Caroline Leroy, Excessif, le 28 décembre 2006.

La vengeance d'un croquant

    En 1815, la défaite de Napoléon offre la France à Louis XVIII et à toute la noblesse revancharde. Cet événement va être répercuté jusque dans une minuscule métairie du Périgord où le petit Jacquou file des jours tranquilles entre sa mère (Marie-Josée Croze) et son père (Albert Dupontel), ancien caporal dans l'armée impériale. Le film commence par une grande chasse à courre sur les terres du comte de Nansac (Jocelyn Quivrin). Un petit chien de chasse désorganise la meute, celui du père de Jacquou, bientôt trucidé par l'intendant du comte. C'est par là que débutent les malheurs de Jacquou. Son père tue l'intendant et, après un procès expéditif, est envoyé aux galères. Mais il périt dans une rixe avant le départ. La mère de Jacquou meurt à son tour d'épuisement et de chagrin. Le gamin, après avoir frôlé la mort, est recueilli par un curé constitutionnel (Olivier Gourmet), un prêtre qui, avec la Restauration, risque de perdre sa cure puisqu'il a pactisé avec la Révolution. Jacquou (Gaspard Ulliel) grandit au cœur de ces bouleversements. Bientôt, il accomplit le vœu fait à sa mère : venger la mort du père. Cette vengeance constitue la seconde partie du film, tout en mouvements, en affrontements et en jacqueries qui se concluront par les journées des Trois Glorieuses.

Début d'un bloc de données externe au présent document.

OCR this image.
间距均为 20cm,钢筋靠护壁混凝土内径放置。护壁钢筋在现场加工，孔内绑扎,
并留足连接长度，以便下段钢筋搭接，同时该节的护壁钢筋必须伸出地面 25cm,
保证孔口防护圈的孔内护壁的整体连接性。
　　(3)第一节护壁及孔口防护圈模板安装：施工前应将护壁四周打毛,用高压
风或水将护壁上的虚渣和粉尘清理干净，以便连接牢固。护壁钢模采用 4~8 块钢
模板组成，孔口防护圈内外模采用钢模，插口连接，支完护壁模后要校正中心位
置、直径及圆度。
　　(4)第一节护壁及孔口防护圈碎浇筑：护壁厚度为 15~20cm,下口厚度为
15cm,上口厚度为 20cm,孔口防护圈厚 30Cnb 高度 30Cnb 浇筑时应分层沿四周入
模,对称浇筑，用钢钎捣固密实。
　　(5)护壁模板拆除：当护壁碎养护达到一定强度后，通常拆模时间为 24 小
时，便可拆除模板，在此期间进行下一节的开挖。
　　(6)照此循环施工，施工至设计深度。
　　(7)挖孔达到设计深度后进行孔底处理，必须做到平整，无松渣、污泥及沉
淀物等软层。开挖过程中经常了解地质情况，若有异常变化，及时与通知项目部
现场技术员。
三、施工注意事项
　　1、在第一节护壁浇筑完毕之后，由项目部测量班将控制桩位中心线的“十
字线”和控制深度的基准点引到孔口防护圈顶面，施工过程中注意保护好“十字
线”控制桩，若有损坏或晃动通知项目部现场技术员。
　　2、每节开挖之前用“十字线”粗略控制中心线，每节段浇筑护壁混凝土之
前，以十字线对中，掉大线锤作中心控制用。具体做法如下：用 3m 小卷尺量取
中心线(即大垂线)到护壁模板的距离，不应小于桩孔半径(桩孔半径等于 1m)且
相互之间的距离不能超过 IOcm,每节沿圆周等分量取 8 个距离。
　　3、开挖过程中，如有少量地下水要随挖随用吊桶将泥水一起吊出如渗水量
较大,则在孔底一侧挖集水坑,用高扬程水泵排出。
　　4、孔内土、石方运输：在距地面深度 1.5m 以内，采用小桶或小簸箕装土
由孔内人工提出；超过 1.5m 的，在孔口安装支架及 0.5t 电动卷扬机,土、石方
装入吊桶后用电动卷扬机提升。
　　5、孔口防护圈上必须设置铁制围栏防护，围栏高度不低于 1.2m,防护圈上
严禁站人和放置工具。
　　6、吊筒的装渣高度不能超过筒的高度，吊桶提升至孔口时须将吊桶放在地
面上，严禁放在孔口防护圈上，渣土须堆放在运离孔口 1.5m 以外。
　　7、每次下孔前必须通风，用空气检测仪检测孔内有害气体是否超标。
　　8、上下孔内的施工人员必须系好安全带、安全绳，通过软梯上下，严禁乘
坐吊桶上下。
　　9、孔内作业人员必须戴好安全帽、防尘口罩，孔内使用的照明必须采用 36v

    Le feuilleton télévisé de Stellio Lorenzi, qui passionna la France en 1969 avec ses quatre épisodes d'une heure trente chacun, pouvait prendre le temps de rendre compte dans le détail du beau livre d'Eugène Le Roy écrit en 1899. Demeure, dans le film de Laurent Boutonnat, le squelette de l'intrigue alliée à une ample mise en scène et à une musique composée par Boutonnat lui-même, réalisateur des clips vidéo de Mylène Farmer. La mise en scène masque mal certaines maladresses comme la transition trop brutale entre le petit Jacquou meurtri et le grand Jacquou révolté. Ce Jacquou le Croquant est en définitive une oeuvre qui sollicite plus la sensibilité du spectateur que sa réflexion.

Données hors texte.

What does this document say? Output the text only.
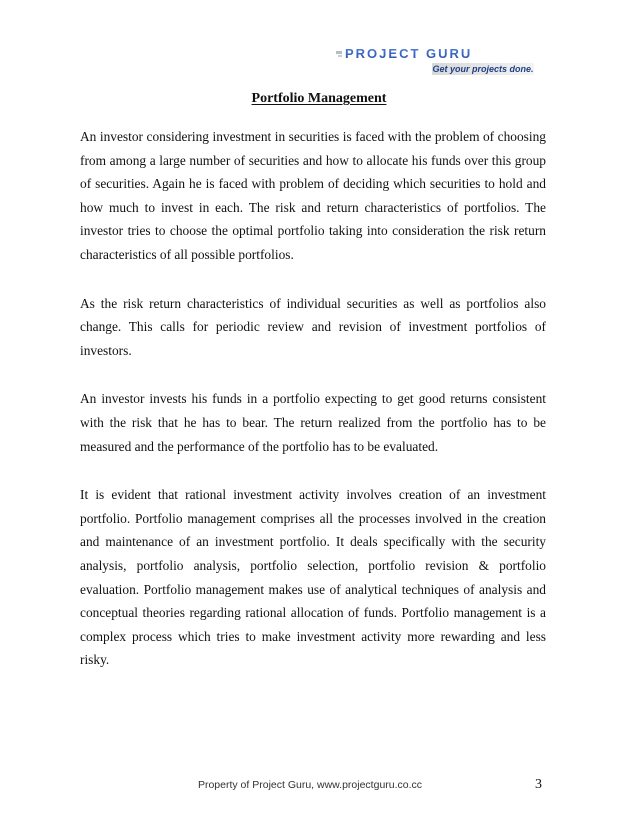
PROJECT GURU
Get your projects done.
Portfolio Management

An investor considering investment in securities is faced with the problem of choosing from among a large number of securities and how to allocate his funds over this group of securities. Again he is faced with problem of deciding which securities to hold and how much to invest in each. The risk and return characteristics of portfolios. The investor tries to choose the optimal portfolio taking into consideration the risk return characteristics of all possible portfolios.

As the risk return characteristics of individual securities as well as portfolios also change. This calls for periodic review and revision of investment portfolios of investors.

An investor invests his funds in a portfolio expecting to get good returns consistent with the risk that he has to bear. The return realized from the portfolio has to be measured and the performance of the portfolio has to be evaluated.

It is evident that rational investment activity involves creation of an investment portfolio. Portfolio management comprises all the processes involved in the creation and maintenance of an investment portfolio. It deals specifically with the security analysis, portfolio analysis, portfolio selection, portfolio revision & portfolio evaluation. Portfolio management makes use of analytical techniques of analysis and conceptual theories regarding rational allocation of funds. Portfolio management is a complex process which tries to make investment activity more rewarding and less risky.

Property of Project Guru, www.projectguru.co.cc	3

François Quenin, Historia, le 28 décembre 2006.

 

    Le Jacquou du réalisateur Laurent Boutonnat, aux allures de séduisant bandit corse, reflète les critères esthétiques et émotionnels de notre société. Mais cette reconstitution historique, très soignée, lumineuse, optimiste, s'est éloignée de la veine idéologique de ses précédents littéraires et cinématographiques.

Joëlle Chevé, Historia, le 28 décembre 2006.

 

Pas d'ennui

    Le film traîne parfois en longueur et fait quelques infidélités au livre pour plaire au plus grand nombre. Mais on casting est exceptionnel et on ne s'ennui jamais. La ressemblance entre Jacquou enfant (Léo Legrand) et Jacquou adulte (Gaspard Ulliel) est troublante ; elle se lit jusque dans leurs yeux.

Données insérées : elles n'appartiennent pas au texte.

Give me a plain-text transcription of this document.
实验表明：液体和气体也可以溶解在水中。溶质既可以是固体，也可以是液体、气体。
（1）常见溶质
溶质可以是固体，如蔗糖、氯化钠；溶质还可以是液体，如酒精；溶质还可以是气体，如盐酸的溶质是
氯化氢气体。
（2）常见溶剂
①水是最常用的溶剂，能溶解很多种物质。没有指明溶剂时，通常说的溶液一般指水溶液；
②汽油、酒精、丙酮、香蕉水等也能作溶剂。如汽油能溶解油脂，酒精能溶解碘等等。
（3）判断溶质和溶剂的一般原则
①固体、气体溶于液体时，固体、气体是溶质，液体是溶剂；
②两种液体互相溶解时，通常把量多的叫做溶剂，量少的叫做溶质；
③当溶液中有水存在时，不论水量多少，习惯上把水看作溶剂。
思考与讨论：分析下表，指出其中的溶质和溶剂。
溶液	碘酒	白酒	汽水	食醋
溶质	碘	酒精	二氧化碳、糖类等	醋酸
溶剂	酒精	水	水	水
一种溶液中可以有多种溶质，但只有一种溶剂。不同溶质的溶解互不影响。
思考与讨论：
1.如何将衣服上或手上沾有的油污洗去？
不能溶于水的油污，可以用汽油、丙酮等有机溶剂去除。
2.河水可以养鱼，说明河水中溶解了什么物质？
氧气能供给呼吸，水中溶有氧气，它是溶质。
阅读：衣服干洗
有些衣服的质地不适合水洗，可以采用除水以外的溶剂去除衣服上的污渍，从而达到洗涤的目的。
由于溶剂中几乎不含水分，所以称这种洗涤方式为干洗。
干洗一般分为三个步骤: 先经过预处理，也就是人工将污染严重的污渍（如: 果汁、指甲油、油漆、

Charlotte Duperray, Je Bouquine n°275, janvier 2007, p.57.

 

Corps et âme au service de l'Histoire

Le cinéma de grande envergure est de retour ! On sent que Laurent Boutonnat s'est donné corps et âme au service de l'histoire. Mouvements de foule incluant jusqu'à 500 figurants, décors somptueux montés minutieusement par une centaine de techniciens, quatre mois de tournage en extérieur afin de restituer à l'écran la beauté des paysages, des centaines de costumes étudiés au boution près, 150 000 mètres de pellicule... le compositeur de Mylène Farmer redonne des couleurs au roman d'Eugène Le Roy et au feuilleton télé de la fin des années 60 pour nous offrir une fresque riche en scènes saisissantes.

    En se consacrant uniquement à l'enfance, l'adolescence et le début de l'âge adulte de Jacquou, Boutonnat densifie l'histoire, rendant son opus poignant. Il réussi ainsi l'exercice, ô combien périlleux, de l'adaptation ciné. Chose qui n'aurait jamais été possible sans son casting qui regroupe de solides comédiens aux fortes personalités et la crème de la jeune génération : Gaspard Ulliel en Jacquou crève l'écran et Jocelyn Quivrin en comte de Nansac est époustouflant.